Seguro-desemprego: novas regras em discussão

O seguro-desemprego é um dos principais benefícios concedidos aos trabalhadores brasileiros demitidos sem justa causa. No entanto, as despesas com esse benefício vêm crescendo, mesmo com a diminuição da taxa de desemprego. O governo propõe ajustar as regras do seguro-desemprego para garantir que ele continue atendendo os trabalhadores em situação de vulnerabilidade, ao mesmo tempo em que busca conter os gastos.

Uma das ideias em análise é ajustar o tempo de contribuição necessário para acessar o benefício. Atualmente, para receber o seguro-desemprego pela primeira vez, o trabalhador precisa ter trabalhado por pelo menos 12 meses nos últimos 18 meses. Esse período de carência pode ser alterado para reduzir a quantidade de pessoas que têm acesso ao benefício de forma repetida em um curto intervalo de tempo.

Reação das partes envolvidas

As propostas de mudança no FGTS e no seguro-desemprego geraram reações diversas. Sindicatos e entidades de defesa dos trabalhadores manifestaram preocupação de que as reformas possam enfraquecer a proteção trabalhista, enquanto setores empresariais veem com bons olhos a possibilidade de desincentivar demissões frequentes, desde que as mudanças não aumentem o custo direto de manter ou dispensar funcionários.

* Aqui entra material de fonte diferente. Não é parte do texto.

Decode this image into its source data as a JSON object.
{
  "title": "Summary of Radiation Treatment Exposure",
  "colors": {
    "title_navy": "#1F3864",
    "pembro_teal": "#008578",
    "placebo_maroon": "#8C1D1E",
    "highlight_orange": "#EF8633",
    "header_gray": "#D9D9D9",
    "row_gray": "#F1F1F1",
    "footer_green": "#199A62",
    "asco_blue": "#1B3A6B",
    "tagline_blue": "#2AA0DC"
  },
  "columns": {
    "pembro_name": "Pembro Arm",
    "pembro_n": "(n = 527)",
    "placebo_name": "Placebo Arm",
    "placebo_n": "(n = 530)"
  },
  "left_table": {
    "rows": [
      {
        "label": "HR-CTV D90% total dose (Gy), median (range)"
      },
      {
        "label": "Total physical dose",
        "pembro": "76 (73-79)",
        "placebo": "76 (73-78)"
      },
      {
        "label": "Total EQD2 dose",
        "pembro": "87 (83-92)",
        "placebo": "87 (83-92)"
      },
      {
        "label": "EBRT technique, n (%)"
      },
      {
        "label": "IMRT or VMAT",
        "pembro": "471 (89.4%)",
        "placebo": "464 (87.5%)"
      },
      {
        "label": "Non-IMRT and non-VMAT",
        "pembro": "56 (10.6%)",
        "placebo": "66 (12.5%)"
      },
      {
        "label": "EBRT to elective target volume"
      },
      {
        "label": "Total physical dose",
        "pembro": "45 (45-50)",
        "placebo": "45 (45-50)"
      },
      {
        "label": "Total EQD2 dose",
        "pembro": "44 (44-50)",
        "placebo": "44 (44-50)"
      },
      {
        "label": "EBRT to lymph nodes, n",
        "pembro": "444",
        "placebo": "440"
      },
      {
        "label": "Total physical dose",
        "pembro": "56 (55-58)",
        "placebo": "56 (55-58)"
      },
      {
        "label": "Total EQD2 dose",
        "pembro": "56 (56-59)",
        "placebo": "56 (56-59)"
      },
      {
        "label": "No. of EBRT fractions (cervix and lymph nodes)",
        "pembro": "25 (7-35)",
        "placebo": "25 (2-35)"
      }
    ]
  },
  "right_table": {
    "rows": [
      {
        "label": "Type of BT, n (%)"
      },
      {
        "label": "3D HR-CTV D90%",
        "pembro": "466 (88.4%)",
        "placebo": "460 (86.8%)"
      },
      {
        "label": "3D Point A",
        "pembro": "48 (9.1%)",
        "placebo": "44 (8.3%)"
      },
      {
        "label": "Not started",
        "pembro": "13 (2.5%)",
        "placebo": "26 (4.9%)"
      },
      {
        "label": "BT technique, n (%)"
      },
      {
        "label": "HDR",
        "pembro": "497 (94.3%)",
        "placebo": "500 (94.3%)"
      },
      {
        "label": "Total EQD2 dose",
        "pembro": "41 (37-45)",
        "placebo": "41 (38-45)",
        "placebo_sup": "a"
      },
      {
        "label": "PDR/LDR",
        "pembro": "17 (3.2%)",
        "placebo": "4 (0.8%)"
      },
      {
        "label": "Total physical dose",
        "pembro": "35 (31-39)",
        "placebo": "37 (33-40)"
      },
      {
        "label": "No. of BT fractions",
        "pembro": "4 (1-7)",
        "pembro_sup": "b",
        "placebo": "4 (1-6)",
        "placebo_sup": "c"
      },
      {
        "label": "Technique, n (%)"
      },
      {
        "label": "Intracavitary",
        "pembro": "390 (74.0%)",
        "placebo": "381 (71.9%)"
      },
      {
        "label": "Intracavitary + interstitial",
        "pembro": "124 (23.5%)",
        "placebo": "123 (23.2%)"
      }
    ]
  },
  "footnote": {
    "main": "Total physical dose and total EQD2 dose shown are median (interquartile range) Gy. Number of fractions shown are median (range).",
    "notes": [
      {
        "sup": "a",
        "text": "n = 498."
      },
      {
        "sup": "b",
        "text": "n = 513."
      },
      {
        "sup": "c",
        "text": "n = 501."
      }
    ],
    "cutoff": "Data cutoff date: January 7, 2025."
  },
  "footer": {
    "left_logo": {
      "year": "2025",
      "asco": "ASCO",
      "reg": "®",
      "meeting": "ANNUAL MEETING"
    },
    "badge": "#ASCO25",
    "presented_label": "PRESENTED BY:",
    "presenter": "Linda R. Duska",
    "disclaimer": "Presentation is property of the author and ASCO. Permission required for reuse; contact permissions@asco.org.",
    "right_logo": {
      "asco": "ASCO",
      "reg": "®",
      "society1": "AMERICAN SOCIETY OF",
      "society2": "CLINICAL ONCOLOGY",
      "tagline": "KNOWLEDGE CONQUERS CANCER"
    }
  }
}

Essas discussões fazem parte de um pacote mais amplo de medidas fiscais que o governo pretende implementar, incluindo ajustes em benefícios sociais como o Benefício de Prestação Continuada (BPC) e o abono salarial. A ideia é que todas essas mudanças sejam discutidas no Congresso em 2024, com possível implementação gradual ao longo dos próximos anos.

Conclusão

As possíveis mudanças no FGTS e no seguro-desemprego representam um esforço do governo para ajustar o equilíbrio fiscal e reduzir os gastos públicos. Para os trabalhadores, essas alterações podem impactar diretamente o valor recebido em casos de demissão sem justa causa, enquanto as empresas podem ser mais pressionadas a evitar demissões em massa. A proposta ainda está em fase de discussão e ajustes, e o cenário pode mudar até a votação final no Congresso, prevista para 2025.